Go up one level in this thread


On September 05, 2000 at 20:44:18, Jonathan Lee wrote:

>On September 05, 2000 at 16:04:59, Peter Kappler wrote:
>
>>On September 05, 2000 at 15:47:33, Jonathan Lee wrote:
>>
>>>     Statistically speaking (although imperfect and controversial) does doubling
>>>the computer speed means adding 30 rating points for FIDE or SSDF?
>>>     I know people will say more or less, depends on time control, and it's not
>>>linear at all.
>>>     Hopefully the top notch software have similar variables to each other.
>>>     Jonathan (64th message)
>>
>>
>>Everything I've seen says 70 points per doubling.
>>
>>The question is whether or not this trend continues indefinitely.  My personal
>>opinion is that it must gradually taper off with increasing depth.
>>
>>--Pete
>Allow me to be more specific:
>
>    Let's make the time control 40 moves in 2 hours and sudden death 2 more
>hours with human vs. machine.
>Humans also have limits or tapering off on the middle game too.
>Assume you have a GM database, how many GHZ will it take to match the middle
>game move on a given position of both players who are top 10 in the world?
>
>    Upon using the fastest PC (currently 1 GHZ), you can match the middle game
>position and move "in a number of hours".

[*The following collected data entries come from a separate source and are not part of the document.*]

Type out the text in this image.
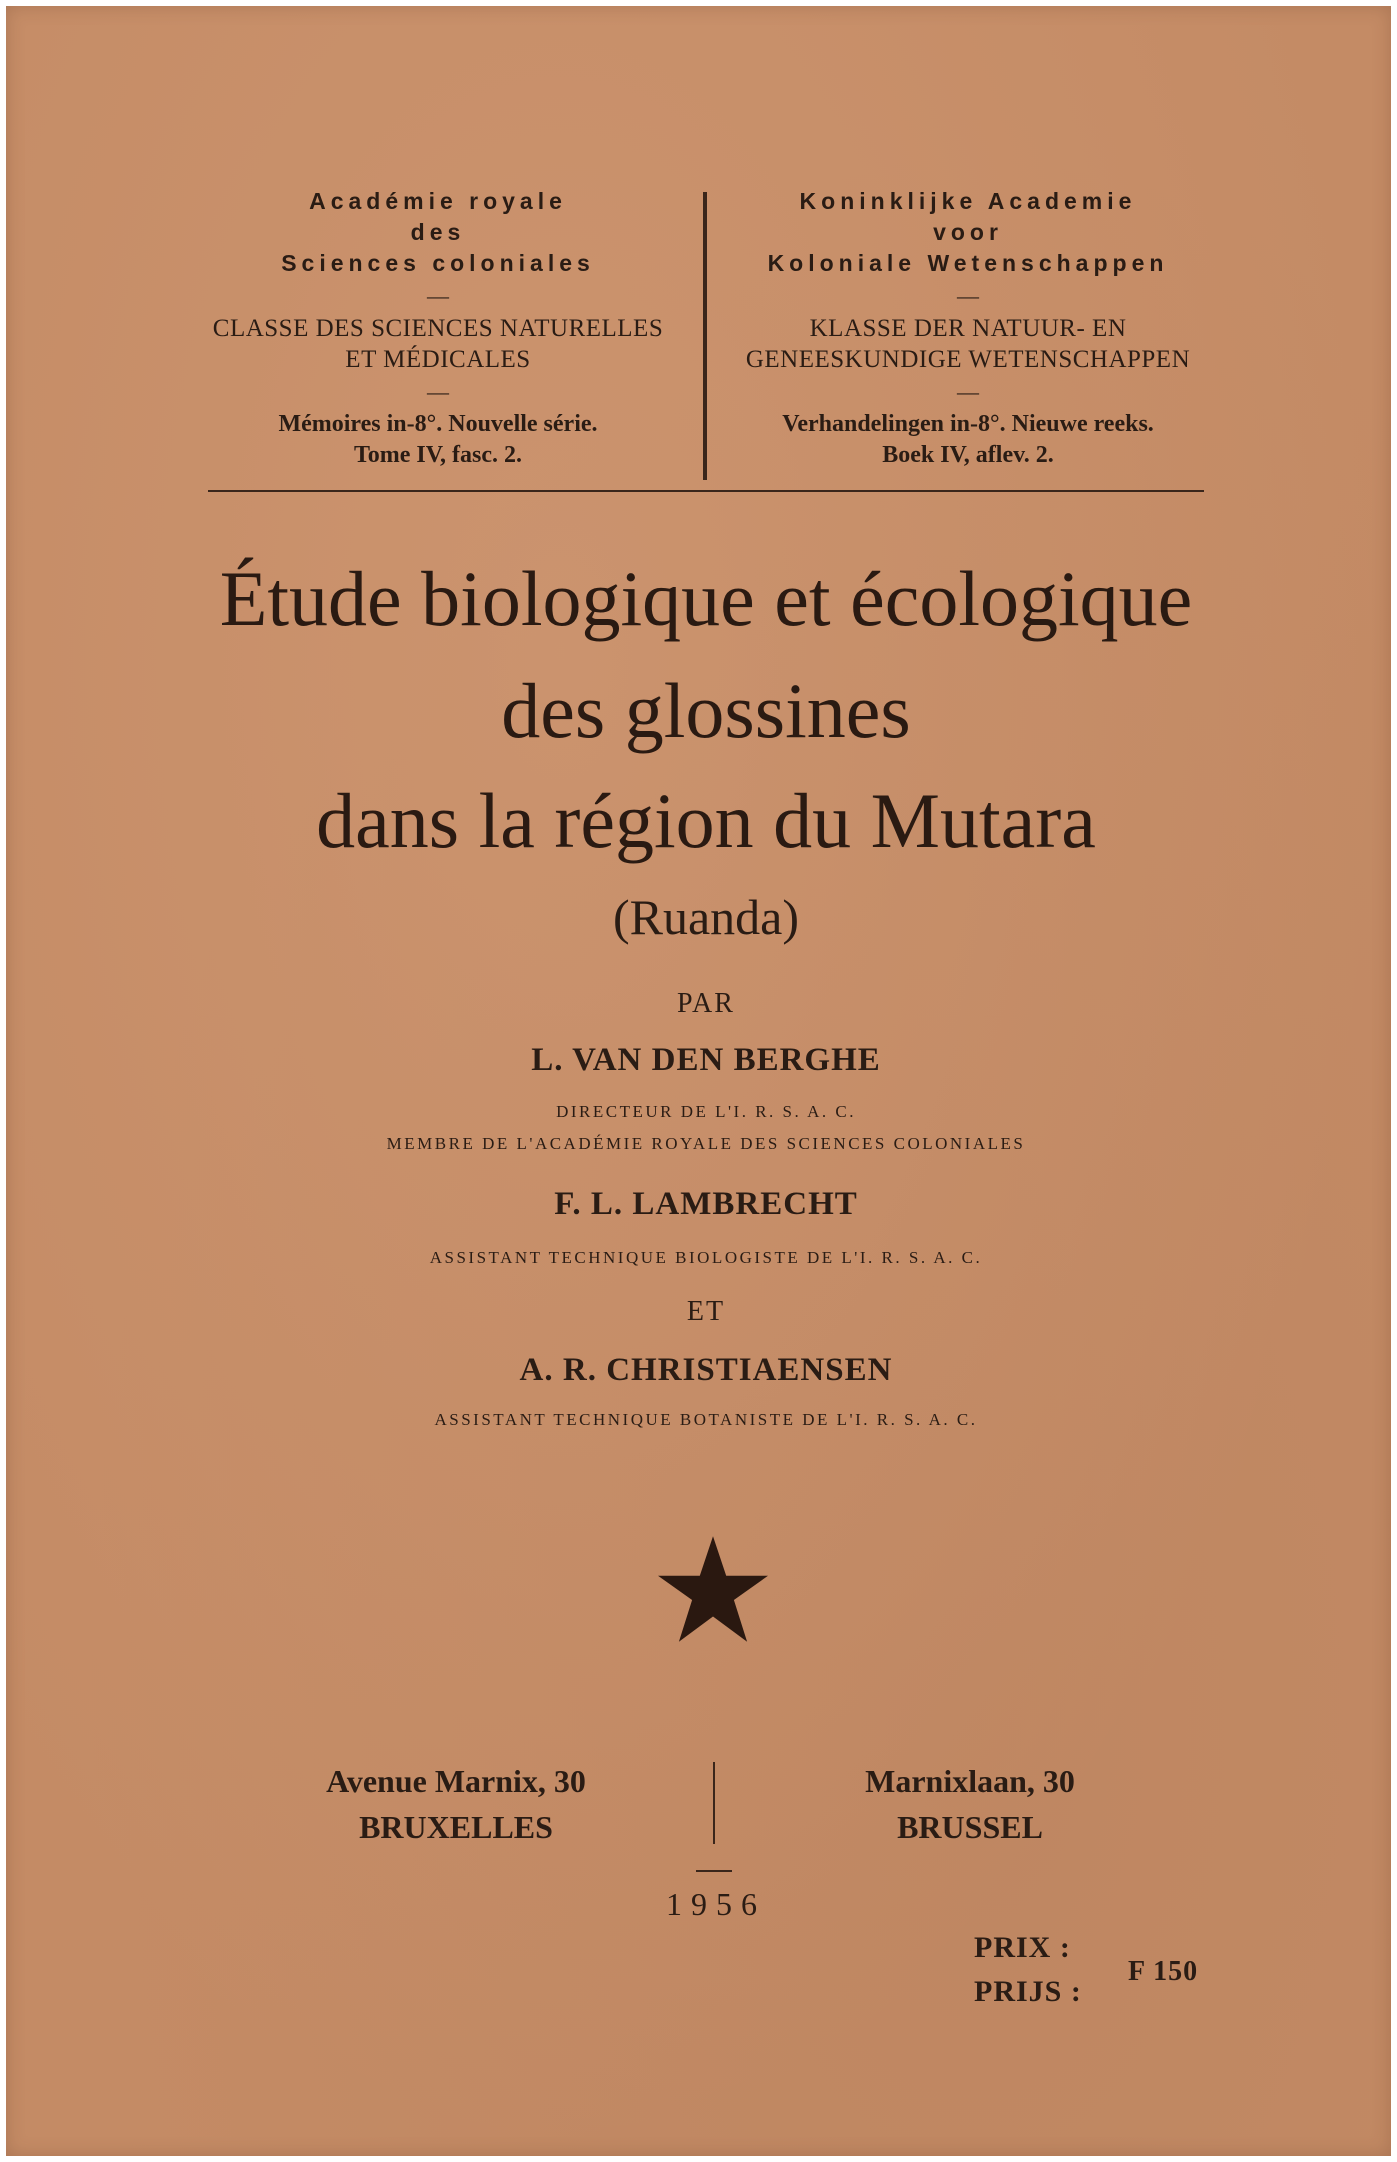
Académie royale
des
Sciences coloniales
—
CLASSE DES SCIENCES NATURELLES
ET MÉDICALES
—
Mémoires in-8°. Nouvelle série.
Tome IV, fasc. 2.
Koninklijke Academie
voor
Koloniale Wetenschappen
—
KLASSE DER NATUUR- EN
GENEESKUNDIGE WETENSCHAPPEN
—
Verhandelingen in-8°. Nieuwe reeks.
Boek IV, aflev. 2.
Étude biologique et écologique
des glossines
dans la région du Mutara
(Ruanda)
PAR
L. VAN DEN BERGHE
DIRECTEUR DE L'I. R. S. A. C.
MEMBRE DE L'ACADÉMIE ROYALE DES SCIENCES COLONIALES
F. L. LAMBRECHT
ASSISTANT TECHNIQUE BIOLOGISTE DE L'I. R. S. A. C.
ET
A. R. CHRISTIAENSEN
ASSISTANT TECHNIQUE BOTANISTE DE L'I. R. S. A. C.
Avenue Marnix, 30
BRUXELLES
Marnixlaan, 30
BRUSSEL
1956
PRIX :
PRIJS :
F 150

>Since 40 moves in 2 hours equals 3 minutes per move, in 24 hours when the move
>has a match, it means a 480 GHZ computer could equal the IGM.

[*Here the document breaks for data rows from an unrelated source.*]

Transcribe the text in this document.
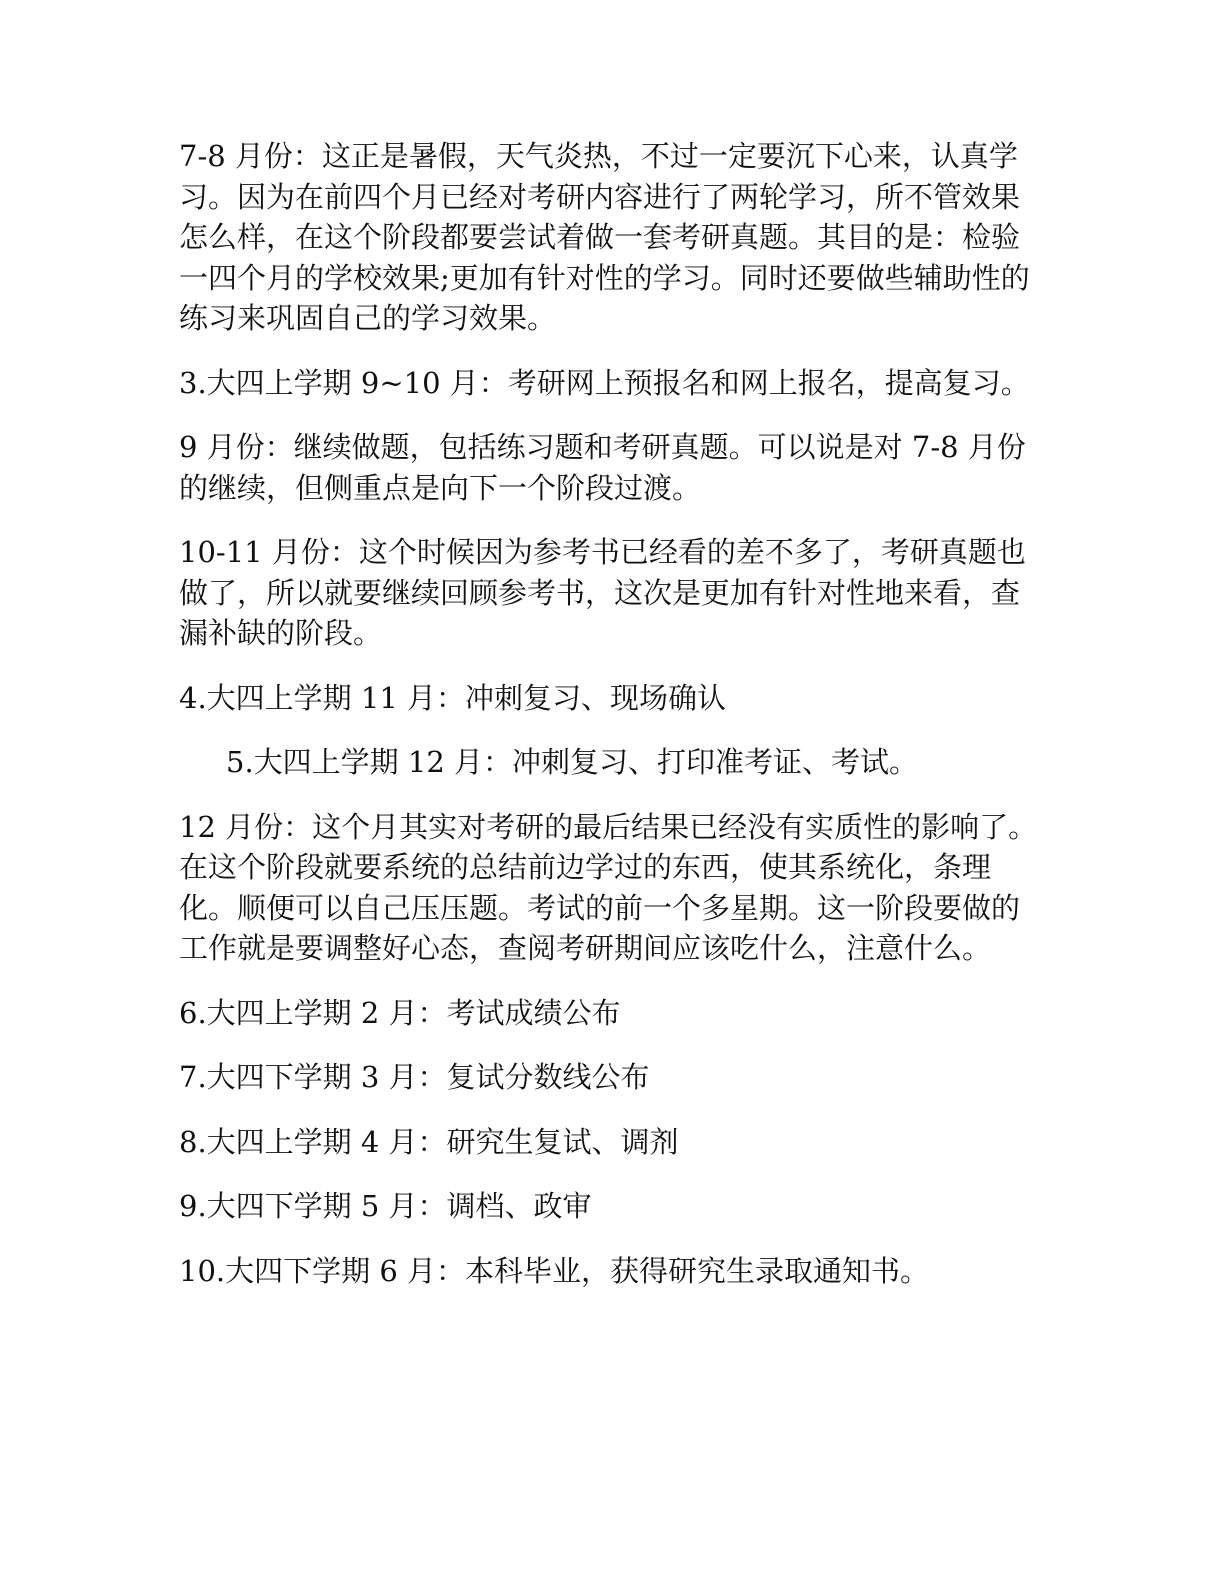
7-8 月份：这正是暑假，天气炎热，不过一定要沉下心来，认真学习。因为在前四个月已经对考研内容进行了两轮学习，所不管效果怎么样，在这个阶段都要尝试着做一套考研真题。其目的是：检验一四个月的学校效果;更加有针对性的学习。同时还要做些辅助性的练习来巩固自己的学习效果。

3.大四上学期 9~10 月：考研网上预报名和网上报名，提高复习。

9 月份：继续做题，包括练习题和考研真题。可以说是对 7-8 月份的继续，但侧重点是向下一个阶段过渡。

10-11 月份：这个时候因为参考书已经看的差不多了，考研真题也做了，所以就要继续回顾参考书，这次是更加有针对性地来看，查漏补缺的阶段。

4.大四上学期 11 月：冲刺复习、现场确认

5.大四上学期 12 月：冲刺复习、打印准考证、考试。

12 月份：这个月其实对考研的最后结果已经没有实质性的影响了。在这个阶段就要系统的总结前边学过的东西，使其系统化，条理化。顺便可以自己压压题。考试的前一个多星期。这一阶段要做的工作就是要调整好心态，查阅考研期间应该吃什么，注意什么。

6.大四上学期 2 月：考试成绩公布

7.大四下学期 3 月：复试分数线公布

8.大四上学期 4 月：研究生复试、调剂

9.大四下学期 5 月：调档、政审

10.大四下学期 6 月：本科毕业，获得研究生录取通知书。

>24 hours divided by 3 minutes equals 480 on a 1 GHZ computer.
>2^9=512 which almost equals 480 GHZ.  512==480
>9 times 70 = 630 rating points
>I agree it MUST taper off;  about 600 rating points is way too much.

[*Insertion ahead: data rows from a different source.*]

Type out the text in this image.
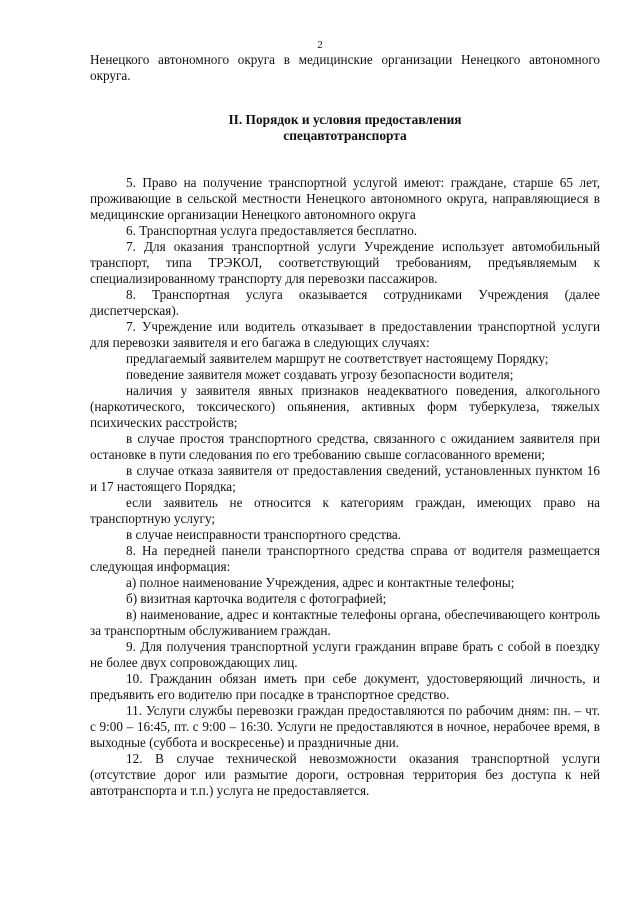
2

Ненецкого автономного округа в медицинские организации Ненецкого автономного округа.

II. Порядок и условия предоставления
спецавтотранспорта

5. Право на получение транспортной услугой имеют: граждане, старше 65 лет, проживающие в сельской местности Ненецкого автономного округа, направляющиеся в медицинские организации Ненецкого автономного округа

6. Транспортная услуга предоставляется бесплатно.

7. Для оказания транспортной услуги Учреждение использует автомобильный транспорт, типа ТРЭКОЛ, соответствующий требованиям, предъявляемым к специализированному транспорту для перевозки пассажиров.

8. Транспортная услуга оказывается сотрудниками Учреждения (далее диспетчерская).

7. Учреждение или водитель отказывает в предоставлении транспортной услуги для перевозки заявителя и его багажа в следующих случаях:

предлагаемый заявителем маршрут не соответствует настоящему Порядку;

поведение заявителя может создавать угрозу безопасности водителя;

наличия у заявителя явных признаков неадекватного поведения, алкогольного (наркотического, токсического) опьянения, активных форм туберкулеза, тяжелых психических расстройств;

в случае простоя транспортного средства, связанного с ожиданием заявителя при остановке в пути следования по его требованию свыше согласованного времени;

в случае отказа заявителя от предоставления сведений, установленных пунктом 16 и 17 настоящего Порядка;

если заявитель не относится к категориям граждан, имеющих право на транспортную услугу;

в случае неисправности транспортного средства.

8. На передней панели транспортного средства справа от водителя размещается следующая информация:

а) полное наименование Учреждения, адрес и контактные телефоны;

б) визитная карточка водителя с фотографией;

в) наименование, адрес и контактные телефоны органа, обеспечивающего контроль за транспортным обслуживанием граждан.

9. Для получения транспортной услуги гражданин вправе брать с собой в поездку не более двух сопровождающих лиц.

10. Гражданин обязан иметь при себе документ, удостоверяющий личность, и предъявить его водителю при посадке в транспортное средство.

11. Услуги службы перевозки граждан предоставляются по рабочим дням: пн. – чт. с 9:00 – 16:45, пт. с 9:00 – 16:30. Услуги не предоставляются в ночное, нерабочее время, в выходные (суббота и воскресенье) и праздничные дни.

12. В случае технической невозможности оказания транспортной услуги (отсутствие дорог или размытие дороги, островная территория без доступа к ней автотранспорта и т.п.) услуга не предоставляется.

>FIDE rating 2500 + 600 = out of bounds
>
>    Of course, GM knows that closed pawn structure and queens on the board adds
>complexity and the best way to beat the machine.  Disregarding complexity, at
>some GHZ the computer reaches a 2800, 2850, and 2900 FIDE ratings under
>tournament time controls.
>    That is my question.  You could use Fritz 6 or the other close contenders.
>    We could also compare Deeper Blue moves (positions) with the current PC also
>as long it takes about 24 hours on 1 GHZ.
>    Jonathan (65th message)


The only way to answer your question is by getting a bunch of GMs to play slow
time control games against computers.  You can take Junior's recent performance
in Dortmund as a reference point.  It had a performance rating of 2700 on a
machine with an effective speed of ~4GHz.

I doubt that the 70 points per doubling rule holds up in comp vs human games.
Extra speed is probably less important against humans.